Through the use of different promoters and alternative splicing, nine transcripts encode for five isoforms of the ferritin H subunit, and five transcripts encode for two isoforms of the ferritin L subunit (Fig 1B). The L subunit isoforms differ in their N-termini (Fig 1C), and this is also the case for three H subunit isoforms (Fig 1B). The N-terminus region is where trafficking regulation, such as glycosylation, is expected to act. Intriguingly, the fourth H subunit isoform has an incomplete fold, to which iron binding may still be possible, as three of four ligating amino acids (glutamates 62, 87, and histidine 90) are still present (Fig 1C). Lastly, the fifth H subunit isoform lacks the signal peptide and is therefore predicted to encode a cytosolic ferritin (Fig 1B). The jury is out on how such complexity contributes to cellular and iron homeostasis.

Is Hippo signaling connected to iron, ferroptosis, and cancer?

The answer seems to be affirmative. In the context of wing development, loss of the ferritin H subunit led to ferroptosis-like death, but additional loss of Hippo signaling reversed this outcome, despite a very high level of reactive oxygen species in these doubly affected cells [1]. Which downstream targets of Yorkie could protect from ferroptosis-like death in this context is unknown (Fig 1D). It is plausible that loss of Hippo signaling directly regulates GTPx-1: Yorkie’s DNA binding partner, Scalloped, binds immediately upstream [12, 32], and Yorkie overexpression led to GTPx-1 overexpression [32], meaning lipid peroxidation could be inhibited as a result (presumably not reactive oxygen species per se).

In contrast, loss of Hippo signaling renders cancer cells susceptible to ferroptosis, but this susceptibility is observed after pharmacological or genetic treatments that ensure the inactivation of glutathione peroxidase [3, 4]. Should loss of Hippo signaling also induce GPx4, then an additional explanation of why active Hippo signaling caused cancer cells to be unresponsive to erastin could be that they had reduced GPx4 to start with. Finally, transferrin receptor induction [3] and ferritin down-regulation in cancer cells undergoing ferroptosis [19] are different ways to increase free intracellular iron.
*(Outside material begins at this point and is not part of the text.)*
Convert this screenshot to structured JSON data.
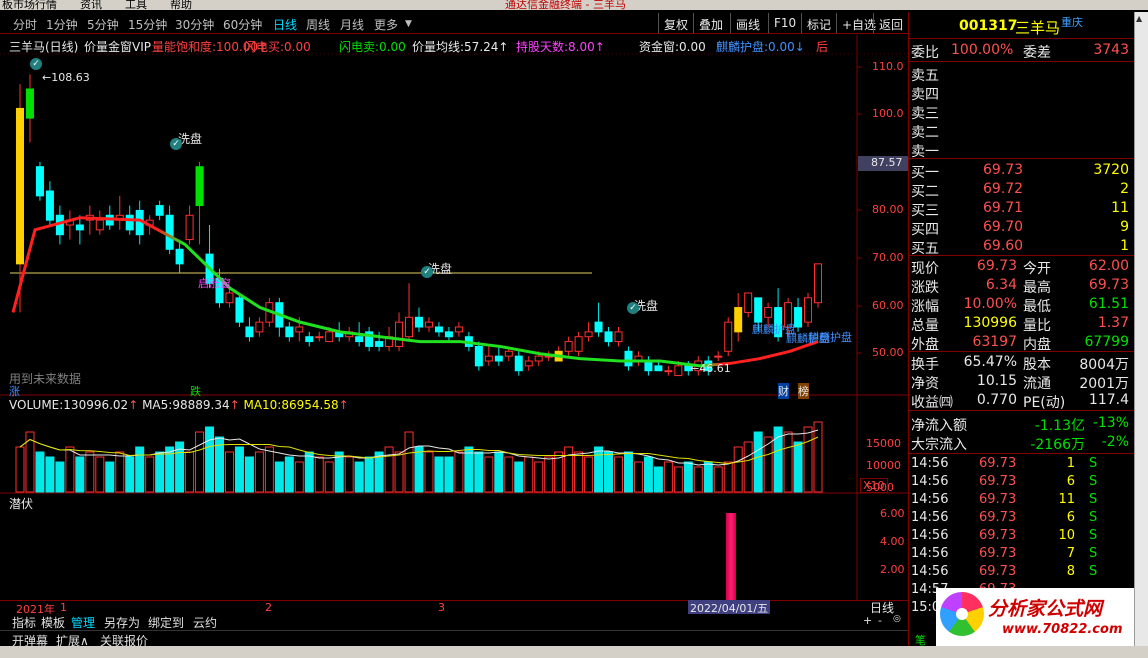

After all, ferroptosis was defined because iron chelators inhibit it [2].


Drosophila genetics offer powerful tools to dissect the molecular mechanisms of ferroptosis and its physiological significance. It appears ferroptosis is evolutionarily conserved.


Structural predictions were performed with SWISS-MODEL via the ExPASy web server and visualized with PyMOL 2.3. Information on the different transcripts comes from the modENCODE project and is available through Flybase. Katarzyna Oktaba showed us enrichment of Scalloped binding at 300 base pairs upstream and at the transcription start site of the GTPx-1 gene from ChIP-seq [12]. We thank Jon Nield, Norbert Krauss, John F. Allen, and the graduate cohort taking the genetics course at Cinvestav’s Department of Biomolecular Medicine for inputs to this manuscript.